A l’origine, il y a deux mille et quelques années: la première diaspora juive, qui fait du judaïsme, prosélyte à l’époque (par les mariages probablement), une des grandes religions de l’antiquité romaine, c’est à dire du monde occidental antique (de 5 à 10% de la population totale, ce qui ramené au monde d’aujourd’hui ferait de 300 à 600 millions de personnes !). De cette diaspora prospère (Rome, Alexandrie, Babylone, et de nombreuses communautés disséminées autour de la Méditerranée), naîtront des souches culturelles juives présentes dans tout l’espace que l’invasion arabo-musulmane va conquérir au septième et huitième siècle après J-C. L’exemple connu du royaume berbère juif d’Afrique du Nord, et de sa reine, la Kahéna, est souvent cité. On peut d’ailleurs noter que le dynamisme prosélyte du judaïsme s’est affirmé jusque très tard (puisque c’est à cette même époque que le Khan des Khazars convertit son royaume des steppes à la religion de Moïse, ce qui représente une souche possible des askhenazes), dynamisme qui confirme le caractère rivalitaire pluriséculaire qui lie le judaïsme aux autres religion abrahamiques: et pour ce qui est de l’Islam, les conséquences seront de taille.

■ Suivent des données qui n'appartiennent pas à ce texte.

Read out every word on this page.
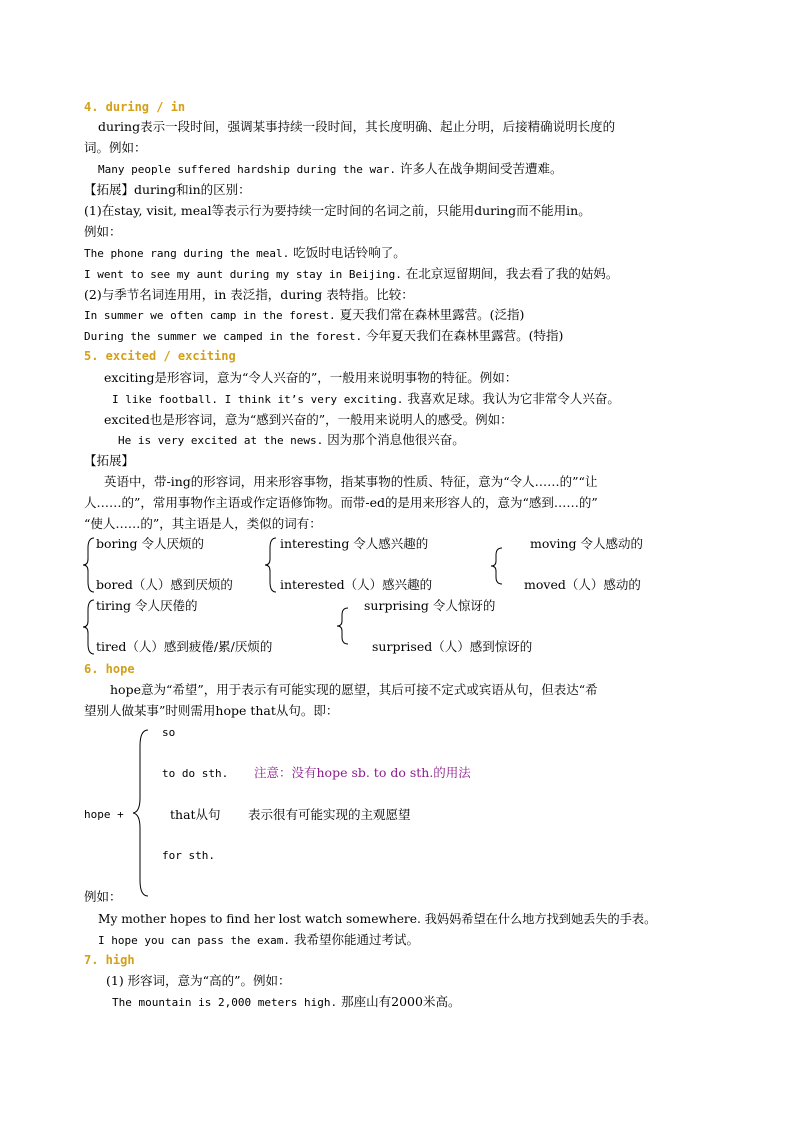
4. during / in
during表示一段时间，强调某事持续一段时间，其长度明确、起止分明，后接精确说明长度的
词。例如：
Many people suffered hardship during the war. 许多人在战争期间受苦遭难。
【拓展】during和in的区别：
(1)在stay, visit, meal等表示行为要持续一定时间的名词之前，只能用during而不能用in。
例如：
The phone rang during the meal. 吃饭时电话铃响了。
I went to see my aunt during my stay in Beijing. 在北京逗留期间，我去看了我的姑妈。
(2)与季节名词连用用，in 表泛指，during 表特指。比较：
In summer we often camp in the forest. 夏天我们常在森林里露营。(泛指)
During the summer we camped in the forest. 今年夏天我们在森林里露营。(特指)
5. excited / exciting
exciting是形容词，意为“令人兴奋的”，一般用来说明事物的特征。例如：
I like football. I think it’s very exciting. 我喜欢足球。我认为它非常令人兴奋。
excited也是形容词，意为“感到兴奋的”，一般用来说明人的感受。例如：
He is very excited at the news. 因为那个消息他很兴奋。
【拓展】
英语中，带-ing的形容词，用来形容事物，指某事物的性质、特征，意为“令人……的”“让
人……的”，常用事物作主语或作定语修饰物。而带-ed的是用来形容人的，意为“感到……的”
“使人……的”，其主语是人，类似的词有：
boring 令人厌烦的
bored（人）感到厌烦的
interesting 令人感兴趣的
interested（人）感兴趣的
moving 令人感动的
moved（人）感动的
tiring 令人厌倦的
tired（人）感到疲倦/累/厌烦的
surprising 令人惊讶的
surprised（人）感到惊讶的
6. hope
hope意为“希望”，用于表示有可能实现的愿望，其后可接不定式或宾语从句，但表达“希
望别人做某事”时则需用hope that从句。即：
so
to do sth. 注意：没有hope sb. to do sth.的用法
hope +	that从句 表示很有可能实现的主观愿望
for sth.
例如：
My mother hopes to find her lost watch somewhere. 我妈妈希望在什么地方找到她丢失的手表。
I hope you can pass the exam. 我希望你能通过考试。
7. high
(1) 形容词，意为“高的”。例如：
The mountain is 2,000 meters high. 那座山有2000米高。
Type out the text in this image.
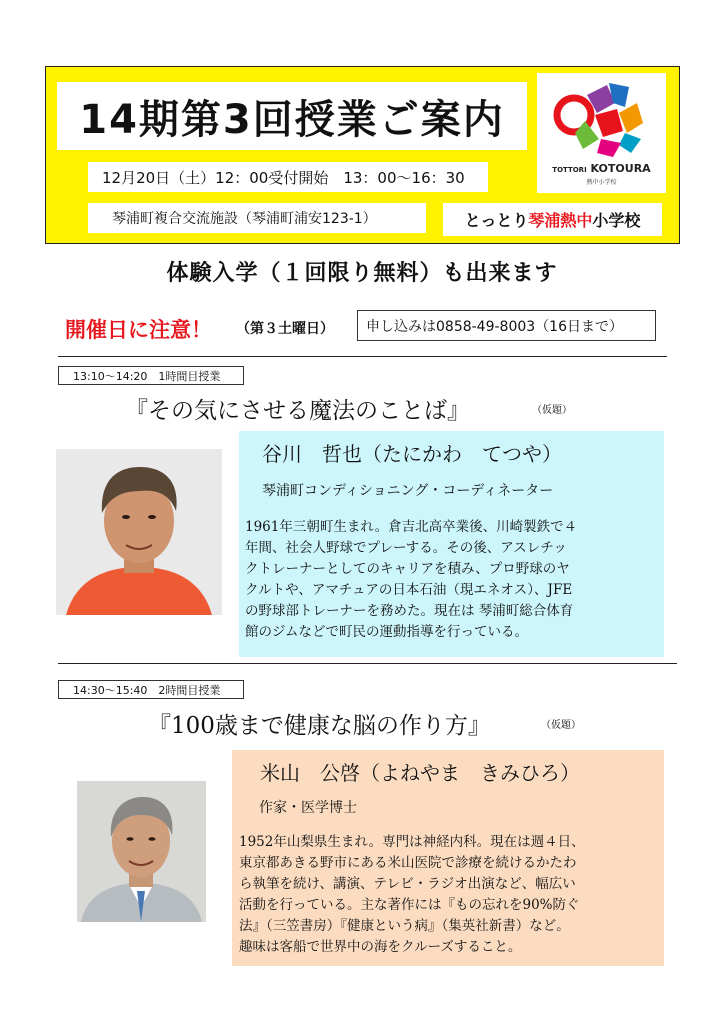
14期第3回授業ご案内
12月20日（土）12：00受付開始　13：00～16：30
琴浦町複合交流施設（琴浦町浦安123-1）	とっとり 琴浦熱中 小学校
TOTTORI KOTOURA
熱中小学校
体験入学（１回限り無料）も出来ます
開催日に注意！ （第３土曜日）	申し込みは0858-49-8003（16日まで）
13:10～14:20　1時間目授業
『その気にさせる魔法のことば』	（仮題）
谷川　哲也（たにかわ　てつや）
琴浦町コンディショニング・コーディネーター
1961年三朝町生まれ。倉吉北高卒業後、川崎製鉄で４
年間、社会人野球でプレーする。その後、アスレチッ
クトレーナーとしてのキャリアを積み、プロ野球のヤ
クルトや、アマチュアの日本石油（現エネオス）、JFE
の野球部トレーナーを務めた。現在は 琴浦町総合体育
館のジムなどで町民の運動指導を行っている。
14:30～15:40　2時間目授業
『100歳まで健康な脳の作り方』	（仮題）
米山　公啓（よねやま　きみひろ）
作家・医学博士
1952年山梨県生まれ。専門は神経内科。現在は週４日、
東京都あきる野市にある米山医院で診療を続けるかたわ
ら執筆を続け、講演、テレビ・ラジオ出演など、幅広い
活動を行っている。主な著作には『もの忘れを90%防ぐ
法』（三笠書房）『健康という病』（集英社新書）など。
趣味は客船で世界中の海をクルーズすること。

En faisant un saut dans le temps, on voit, au milieu du XXième siècle, un ensemble de communautés juives du monde Arabe disparaître, et ce sans qu’aucune voix ne s’élève pour simplement remarquer l’“anomalie”: plus de 100.000 juifs tunisiens expulsés de chez eux en une dizaine d’années, x juifs algériens, m juifs irakiens, n juifs égyptiens, z juifs syriens. Il n’y a guère que le Maroc qui fasse figure de pays non atteint par la “maladie” criminelle de l’épuration ethnique. Le “solde” total de ces sordides “transferts” de matière humaine s’élève à près d’un million de personnes. De plus, la perte des cultures, de ces joyaux irremplaçables qui sont la nourriture de chaque être humain, est irrémédiable. Pour prendre l’exemple de ma communauté d’origine, la communauté tunisienne, plus de deux mille ans d’histoire ont été effacés sans qu’aucune bonne à âme, ni de droite, ni de gauche, ni même d'extrême gauche, n’aie appelé à une quelconque révolte ou protestation: tout ça a gentiment été noyé dans “la décolonisation” française (remarquons le paradoxe, puisque les juifs étaient à l’origine les autochtones et les arabes les colons), voire dans “le conflit israélo-arabe”.

L’attitude des autorités d’Israël, et des autres autorités juives, fait d’ailleurs pendant au silence des “médiatiseurs” en France. En effet, deux facteurs se sont conjoints pour que ce silence soit entériné: d’une part la domination des élites Ashkénazes, véhiculant un mépris très “européen” vis à vis des juifs arabes, enfermant l’Histoire juive officielle dans des limites strictement compatibles avec cette seule vision ashkénaze; d’autre part un intérêt proprement stratégique: une fois admis que le seul mode de survie du peuple juif ne pouvait être que l’Aliah (la montée) en Israël, il devenait logique d’un point de vue nationaliste que toutes les populations juives devaient partir en un grand exode vers la Terre Promise, ce qui ne pouvait qu’empêcher de nommer, de dénoncer et de combattre les “épurations ethniques” en cours dans le monde Arabe sous couvert de “libérations nationales”.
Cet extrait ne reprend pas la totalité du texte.